Di desa kami, setiap kali ingin bepergian, entah itu
ke pasar, ke sekolah, ke PusKesMas, atau sekadar bersilaturahmi ke tetangga
kampung sebelah, kami harus melewati jalan yang penuh dengan luka. Luka yang
terbuka, menganga, mengajak setiap kendaraan untuk menari, meliuk, menghindar,
atau bahkan terperosok. Jalan yang bolong-bolong, seperti kenangan lama yang
belum selesai dipulihkan. Itulah jalan pedesaan kami. Sebagai warga biasa yang
tidak punya jabatan, tidak punya kekuasaan, bahkan mungkin tidak punya suara
yang didengar oleh pengambil kebijakan, satu-satunya kekuatan yang kami punya hanyalah
doa.
Ya, doa. Doa yang sederhana, tapi kami yakini penuh
kuasa. Kami tidak minta banyak.

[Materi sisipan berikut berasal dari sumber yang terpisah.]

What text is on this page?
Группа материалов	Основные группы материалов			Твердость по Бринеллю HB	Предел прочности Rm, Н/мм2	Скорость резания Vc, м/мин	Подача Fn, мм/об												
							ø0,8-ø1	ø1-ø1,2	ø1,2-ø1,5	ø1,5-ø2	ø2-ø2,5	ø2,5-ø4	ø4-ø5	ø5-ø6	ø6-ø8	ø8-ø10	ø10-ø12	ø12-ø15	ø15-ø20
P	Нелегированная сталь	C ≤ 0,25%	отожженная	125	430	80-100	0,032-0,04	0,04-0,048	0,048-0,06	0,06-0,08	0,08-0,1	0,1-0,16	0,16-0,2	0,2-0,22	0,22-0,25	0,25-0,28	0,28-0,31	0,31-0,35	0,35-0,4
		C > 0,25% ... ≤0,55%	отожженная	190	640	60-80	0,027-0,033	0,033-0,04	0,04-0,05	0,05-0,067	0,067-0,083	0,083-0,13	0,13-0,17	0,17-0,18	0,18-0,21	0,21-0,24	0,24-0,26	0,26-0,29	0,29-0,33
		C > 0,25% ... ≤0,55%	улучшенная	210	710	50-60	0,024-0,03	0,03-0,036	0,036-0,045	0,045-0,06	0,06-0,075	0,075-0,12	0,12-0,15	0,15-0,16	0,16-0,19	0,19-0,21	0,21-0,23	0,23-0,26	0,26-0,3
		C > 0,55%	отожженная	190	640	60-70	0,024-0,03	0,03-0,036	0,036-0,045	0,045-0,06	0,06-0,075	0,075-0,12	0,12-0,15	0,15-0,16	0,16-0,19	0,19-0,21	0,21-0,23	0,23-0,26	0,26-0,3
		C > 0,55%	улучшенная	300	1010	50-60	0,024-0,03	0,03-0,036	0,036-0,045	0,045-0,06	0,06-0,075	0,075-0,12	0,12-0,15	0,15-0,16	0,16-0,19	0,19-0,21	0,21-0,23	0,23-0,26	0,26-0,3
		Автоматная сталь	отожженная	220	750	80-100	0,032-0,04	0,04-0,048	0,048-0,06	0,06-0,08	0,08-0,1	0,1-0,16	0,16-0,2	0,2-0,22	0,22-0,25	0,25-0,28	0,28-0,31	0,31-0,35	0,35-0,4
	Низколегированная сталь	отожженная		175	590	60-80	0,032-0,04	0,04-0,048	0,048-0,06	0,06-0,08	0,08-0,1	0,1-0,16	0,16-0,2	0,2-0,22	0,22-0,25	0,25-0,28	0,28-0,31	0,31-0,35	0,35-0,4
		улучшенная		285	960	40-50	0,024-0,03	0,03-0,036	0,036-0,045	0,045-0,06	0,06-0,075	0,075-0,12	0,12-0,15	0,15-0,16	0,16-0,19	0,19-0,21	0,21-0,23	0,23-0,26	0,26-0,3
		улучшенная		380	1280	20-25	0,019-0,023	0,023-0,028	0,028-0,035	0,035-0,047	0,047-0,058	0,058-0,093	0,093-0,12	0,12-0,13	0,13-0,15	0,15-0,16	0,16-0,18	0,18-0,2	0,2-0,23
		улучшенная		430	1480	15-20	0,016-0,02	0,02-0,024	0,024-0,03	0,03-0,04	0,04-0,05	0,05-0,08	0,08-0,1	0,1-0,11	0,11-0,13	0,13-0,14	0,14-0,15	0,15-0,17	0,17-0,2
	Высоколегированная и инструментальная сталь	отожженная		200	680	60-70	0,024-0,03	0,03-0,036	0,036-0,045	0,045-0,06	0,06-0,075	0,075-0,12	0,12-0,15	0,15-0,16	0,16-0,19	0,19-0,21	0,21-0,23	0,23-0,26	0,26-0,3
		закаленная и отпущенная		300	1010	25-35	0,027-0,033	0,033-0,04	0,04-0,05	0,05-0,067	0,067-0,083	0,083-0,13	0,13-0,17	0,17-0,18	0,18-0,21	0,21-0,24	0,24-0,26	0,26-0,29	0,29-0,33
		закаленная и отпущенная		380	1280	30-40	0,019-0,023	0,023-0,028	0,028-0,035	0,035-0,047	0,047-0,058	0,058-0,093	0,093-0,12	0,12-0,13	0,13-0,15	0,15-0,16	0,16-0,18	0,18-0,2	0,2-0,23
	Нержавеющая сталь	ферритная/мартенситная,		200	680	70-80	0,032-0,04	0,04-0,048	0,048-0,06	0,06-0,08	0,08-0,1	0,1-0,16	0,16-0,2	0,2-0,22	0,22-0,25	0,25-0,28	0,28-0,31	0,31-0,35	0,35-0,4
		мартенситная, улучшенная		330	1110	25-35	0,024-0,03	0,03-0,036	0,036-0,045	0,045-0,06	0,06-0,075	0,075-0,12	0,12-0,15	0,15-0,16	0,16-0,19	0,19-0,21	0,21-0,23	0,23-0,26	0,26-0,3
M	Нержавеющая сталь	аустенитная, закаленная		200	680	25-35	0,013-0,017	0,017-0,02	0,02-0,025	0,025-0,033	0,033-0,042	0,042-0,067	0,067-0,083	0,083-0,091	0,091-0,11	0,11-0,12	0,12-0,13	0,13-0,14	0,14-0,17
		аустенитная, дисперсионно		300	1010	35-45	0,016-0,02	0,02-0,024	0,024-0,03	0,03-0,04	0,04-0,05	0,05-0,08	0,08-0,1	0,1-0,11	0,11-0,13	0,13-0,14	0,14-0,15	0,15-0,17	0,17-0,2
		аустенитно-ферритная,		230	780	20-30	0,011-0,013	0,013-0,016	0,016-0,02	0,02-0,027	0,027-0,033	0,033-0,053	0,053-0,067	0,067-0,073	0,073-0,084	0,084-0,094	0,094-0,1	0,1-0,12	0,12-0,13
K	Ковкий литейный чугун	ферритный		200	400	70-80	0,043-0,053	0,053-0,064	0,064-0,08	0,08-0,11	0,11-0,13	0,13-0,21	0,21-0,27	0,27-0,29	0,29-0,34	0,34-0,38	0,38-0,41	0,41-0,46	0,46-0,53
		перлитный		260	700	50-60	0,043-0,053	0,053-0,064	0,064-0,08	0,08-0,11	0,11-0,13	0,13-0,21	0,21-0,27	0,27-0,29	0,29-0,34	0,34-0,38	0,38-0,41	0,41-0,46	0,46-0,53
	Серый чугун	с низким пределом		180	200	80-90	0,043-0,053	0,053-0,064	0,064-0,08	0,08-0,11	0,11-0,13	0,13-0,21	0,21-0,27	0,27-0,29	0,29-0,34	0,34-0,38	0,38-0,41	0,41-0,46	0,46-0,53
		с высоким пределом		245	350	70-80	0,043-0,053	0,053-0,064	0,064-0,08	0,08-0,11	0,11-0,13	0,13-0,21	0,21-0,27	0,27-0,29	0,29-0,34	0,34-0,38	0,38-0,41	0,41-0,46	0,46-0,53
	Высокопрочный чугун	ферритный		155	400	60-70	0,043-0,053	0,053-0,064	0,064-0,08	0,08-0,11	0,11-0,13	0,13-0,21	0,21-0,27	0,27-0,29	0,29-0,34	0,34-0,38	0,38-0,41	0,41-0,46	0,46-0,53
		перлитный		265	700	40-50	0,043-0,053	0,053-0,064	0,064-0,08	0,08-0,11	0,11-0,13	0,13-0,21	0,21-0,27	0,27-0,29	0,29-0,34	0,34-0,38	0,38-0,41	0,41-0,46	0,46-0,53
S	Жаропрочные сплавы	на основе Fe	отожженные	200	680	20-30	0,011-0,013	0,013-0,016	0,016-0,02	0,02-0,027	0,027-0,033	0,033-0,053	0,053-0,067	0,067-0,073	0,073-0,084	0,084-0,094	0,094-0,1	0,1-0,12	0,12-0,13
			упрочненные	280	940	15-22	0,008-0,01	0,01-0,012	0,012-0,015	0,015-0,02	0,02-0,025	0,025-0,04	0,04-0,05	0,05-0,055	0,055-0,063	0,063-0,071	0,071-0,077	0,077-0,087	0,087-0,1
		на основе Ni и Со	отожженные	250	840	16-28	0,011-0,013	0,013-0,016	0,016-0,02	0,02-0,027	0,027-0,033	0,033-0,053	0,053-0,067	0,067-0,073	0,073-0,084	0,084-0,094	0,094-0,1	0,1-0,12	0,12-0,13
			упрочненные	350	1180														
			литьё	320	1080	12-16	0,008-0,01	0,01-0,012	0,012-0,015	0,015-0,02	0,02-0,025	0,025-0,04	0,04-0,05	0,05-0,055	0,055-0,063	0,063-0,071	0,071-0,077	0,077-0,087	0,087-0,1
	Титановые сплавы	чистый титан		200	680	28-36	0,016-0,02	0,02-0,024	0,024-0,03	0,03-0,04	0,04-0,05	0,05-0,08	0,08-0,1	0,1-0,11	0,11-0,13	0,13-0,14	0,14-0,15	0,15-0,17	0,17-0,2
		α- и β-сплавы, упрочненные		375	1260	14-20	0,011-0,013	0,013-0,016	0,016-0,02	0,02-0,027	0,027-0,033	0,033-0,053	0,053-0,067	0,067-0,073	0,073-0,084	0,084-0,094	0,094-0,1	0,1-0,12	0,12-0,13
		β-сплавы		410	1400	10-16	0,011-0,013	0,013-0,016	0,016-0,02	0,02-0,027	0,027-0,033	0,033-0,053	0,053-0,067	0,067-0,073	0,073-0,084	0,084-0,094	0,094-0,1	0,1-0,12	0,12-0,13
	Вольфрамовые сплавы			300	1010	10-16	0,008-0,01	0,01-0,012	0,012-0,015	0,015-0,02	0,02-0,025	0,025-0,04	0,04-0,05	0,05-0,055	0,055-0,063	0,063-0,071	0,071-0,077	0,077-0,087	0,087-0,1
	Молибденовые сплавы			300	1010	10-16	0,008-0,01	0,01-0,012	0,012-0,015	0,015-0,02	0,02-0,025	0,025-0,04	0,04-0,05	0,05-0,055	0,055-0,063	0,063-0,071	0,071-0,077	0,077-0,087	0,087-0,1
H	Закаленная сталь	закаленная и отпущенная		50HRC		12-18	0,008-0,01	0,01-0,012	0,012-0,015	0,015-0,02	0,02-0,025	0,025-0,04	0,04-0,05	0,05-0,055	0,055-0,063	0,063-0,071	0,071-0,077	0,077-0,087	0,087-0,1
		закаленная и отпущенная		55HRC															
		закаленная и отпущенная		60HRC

Hanya berharap agar jalan desa ini suatu saat
mendapat perhatian serius, tidak sekadar dilirik lalu ditinggal, tidak sekadar
disebut dalam pidato lalu dilupakan, tidak hanya muncul dalam proposal yang
akhirnya hanya menjadi arsip. Jalan rusak itu bukan wanita yang butuh
perhatian. Jalan rusak itu butuh perbaikan nyata. Bukan janji manis. Bukan
foto-foto pencitraan. Tapi tindakan yang konkret, pengerasan, pengaspalan, penataan.
Saya tahu, saya hanya rakyat kecil, suara saya mungkin
terdengar seperti bisikan angin di antara ranting-ranting bambu. Tapi saya
tetap berdoa. Karena agama saya mengajarkan bahwa doa adalah senjata orang
beriman, bahkan senjata paling kuat bagi yang lemah. Dan jika doa itu bukan
untuk diri sendiri, melainkan untuk kepentingan bersama, untuk kenyamanan semua
yang melintasi jalan itu, apakah itu bukan sebuah ibadah juga? Maka saya
memutuskan, setiap hari, dalam lima waktu, saya menyelipkan doa kecil itu. Semoga
jalan ini diperbaiki. Semoga tidak hanya saya, tapi semakin banyak yang ikut
mendoakan. Mungkin saja, jika doa-doa itu bergandeng tangan, bergotong royong,
langit akan terbuka dan permintaan itu dikabulkan.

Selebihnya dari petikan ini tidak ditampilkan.